Em geral, o estudo de personagens bíblicos acaba tendo esse viés de “lei”, ou seja, busca-se um exemplo ou modelo a ser imitado. E onde fica o evangelho? O evangelho aparece quando deixamos de olhar para os personagens bíblicos como modelo de alguma coisa (confiança em Deus, integridade pessoal ou cuidado do próximo) e entendemos seu lugar e seu papel no propósito de Deus. O evangelho aparece quando, em vez de “personagens bíblicos”, focalizamos a pessoa mais importante que aparece na Bíblia, que é Deus. Quem olha para os personagens individualmente em busca de modelos (que nem sempre são encontrados) terá um enfoque de lei. Quem focaliza a pessoa mais importante da Bíblia, que é Deus, verá que esses personagens estão conectados com o propósito de Deus, expresso no ponto de vista adotado pelo narrador da história bíblica.

Um bom exemplo disso é Sansão. (E peço licença para inserir um exemplo masculino num texto dedicado a personagens femininos.) Como modelo de moralidade, Sansão é um péssimo exemplo. A certa altura (Jz 16.1), ele passa a noite com uma prostituta! E quem ousaria dizer que devemos imitar o que ele fez quando incendiou os trigais dos filisteus, prendendo tochas de fogo no rabo de raposas (Jz 15.4)? Hoje, se ninguém protestasse em nome dos vizinhos atingidos, logo surgiria alguém para erguer a bandeira do direito das pobres raposas! Mas, se levarmos em conta que Sansão é um juiz (isto é, um libertador a serviço de Deus), veremos que, por mais estranho (e bárbaro!) que tudo aquilo nos pareça, essas ações estão alinhadas com o evangelho (os propósitos salvadores de Deus) e distantes de nós na esfera da lei (um modelo de vida para nós). Sansão não aparece na Bíblia para que imitemos o que ele fez; ele aparece na Bíblia para que a gente saiba o que Deus fez por meio dele, por mais estranho que tudo aquilo nos pareça!

A ênfase dos livros de Samuel

Para entendermos o que várias mulheres dizem e fazem dentro da narrativa de Samuel, é preciso levar em conta a situação daquela época e o objetivo dos livros de Samuel. Aquele era um período de transição. Samuel, que era sacerdote e profeta, foi também o último dos juízes ou libertadores do povo de Israel. Com Samuel deu-se a transição para a monarquia: Israel passou a ter o seu primeiro rei, Saul. Mas Saul não chegou a formar uma dinastia, pois logo foi substituído por Davi. A dinastia de Davi atravessa o Antigo Testamento, indo até o exílio babilônico.
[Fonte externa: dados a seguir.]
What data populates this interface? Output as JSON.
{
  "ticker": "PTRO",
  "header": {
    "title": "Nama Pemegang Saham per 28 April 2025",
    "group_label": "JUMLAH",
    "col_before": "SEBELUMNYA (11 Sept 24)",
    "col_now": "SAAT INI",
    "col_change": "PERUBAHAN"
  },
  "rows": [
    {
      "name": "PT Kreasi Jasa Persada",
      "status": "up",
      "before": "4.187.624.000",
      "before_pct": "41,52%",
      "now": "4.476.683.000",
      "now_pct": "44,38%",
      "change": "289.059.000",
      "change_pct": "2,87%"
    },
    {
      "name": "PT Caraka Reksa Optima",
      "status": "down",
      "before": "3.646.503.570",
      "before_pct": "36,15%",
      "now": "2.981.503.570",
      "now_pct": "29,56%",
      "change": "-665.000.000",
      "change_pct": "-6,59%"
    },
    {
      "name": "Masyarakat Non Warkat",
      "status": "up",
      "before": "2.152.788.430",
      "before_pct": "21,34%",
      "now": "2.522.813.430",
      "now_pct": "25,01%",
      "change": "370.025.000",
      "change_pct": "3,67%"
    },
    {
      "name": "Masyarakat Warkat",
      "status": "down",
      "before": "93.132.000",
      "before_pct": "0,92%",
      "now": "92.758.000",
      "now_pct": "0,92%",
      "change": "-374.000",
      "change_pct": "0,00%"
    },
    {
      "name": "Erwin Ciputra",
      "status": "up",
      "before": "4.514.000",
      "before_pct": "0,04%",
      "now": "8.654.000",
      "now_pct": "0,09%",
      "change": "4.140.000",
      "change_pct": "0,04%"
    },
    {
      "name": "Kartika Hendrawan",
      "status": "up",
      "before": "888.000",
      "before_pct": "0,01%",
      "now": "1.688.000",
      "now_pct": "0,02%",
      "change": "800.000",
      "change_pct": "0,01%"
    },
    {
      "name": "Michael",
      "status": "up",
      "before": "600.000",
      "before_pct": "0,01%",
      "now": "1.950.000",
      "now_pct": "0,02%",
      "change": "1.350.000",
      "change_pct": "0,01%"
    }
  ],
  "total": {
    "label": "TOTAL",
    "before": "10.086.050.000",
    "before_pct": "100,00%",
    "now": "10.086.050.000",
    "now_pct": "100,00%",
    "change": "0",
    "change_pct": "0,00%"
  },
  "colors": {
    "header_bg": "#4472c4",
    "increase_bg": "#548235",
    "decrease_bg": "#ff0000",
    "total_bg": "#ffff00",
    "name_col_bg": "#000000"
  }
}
Mais tarde, essa dinastia foi retomada e chegou a seu ponto alto no Rei dos reis, no Novo Testamento. Assim, os livros de Samuel destacam o tema da realeza e querem estimular o povo a ser leal à dinastia do rei Davi. Faz sentido esperar que as mulheres que aparecem nesses livros tenham algum papel relacionado com realeza e com a dinastia de Davi. É o que nos cabe verificar, no estudo que segue.

Ana em 1Samuel 1—2

Quem não se lembra de Ana, a mãe de Samuel, com sua oração e seu voto? Conhecido é também o cântico de Ana (1Sm 2), em que essa mulher sofrida se alegra em Deus. Ela confessa que “não há rocha como o nosso Deus” (v.2). Um pouco adiante (v.4), Ana reconhece as reviravoltas promovidas por Deus, dizendo que “o arco dos fortes é quebrado, porém os fracos são revestidos de força”. Séculos depois, esse texto viria a inspirar o cântico de Maria, a mãe de Jesus (Lc 1.52). No entanto, o que nem sempre se nota é a voz profética de Ana, anunciando a chegada da monarquia. No final de seu cântico, como ponto alto, ela anuncia que o Senhor Deus “dá força ao seu rei e exalta o poder do seu ungido” (1Sm 2.10). Neste ponto, mais do que modelo de piedade, Ana é proclamadora do evangelho!

As moças junto à fonte em 1Samuel 9

No capítulo 9 do Primeiro Livro de Samuel, aparece o primeiro encontro entre Saul e o profeta Samuel. Quando estavam à procura de umas jumentas que se extraviaram, Saul e um servo do pai dele foram falar com o “homem de Deus”, a saber, Samuel. Ao entrar na cidade onde ele morava, encontraram umas moças que estavam a caminho da fonte para buscar água. As moças são anônimas. Quem se importaria com o nome de cada uma delas, naquele grupo? Perguntadas a respeito da presença de Samuel na cidade, elas responderam com um “sim”. Mas não se limitaram a isso, pois explicaram que o povo iria oferecer um sacrifício no lugar alto (1Sm 9.12). E então acrescentaram algo aparentemente banal: “Porque o povo não comerá enquanto ele (Samuel) não chegar, porque ele tem de abençoar o sacrifício, e só depois os convidados irão comer” (v. 13b). Embora pareça banal, esta é uma fala cheia de significado e conotação profética. A fala é importante em função do que viria a acontecer com Saul, mais adiante, no capítulo 13. Ao contrário do que o povo daquela cidade fez, a saber, esperar a chegada do sacerdote, Saul não soube esperar e ofereceu sacrifícios. Por “avançar o sinal”, Saul perdeu a dinastia (1Sm 13.13-14). Não foi por falta de aviso, ainda que indireto. As moças junto à fonte bem que haviam falado! Também neste caso não há nada a ser imitado, porque as moças estão a serviço do evangelho.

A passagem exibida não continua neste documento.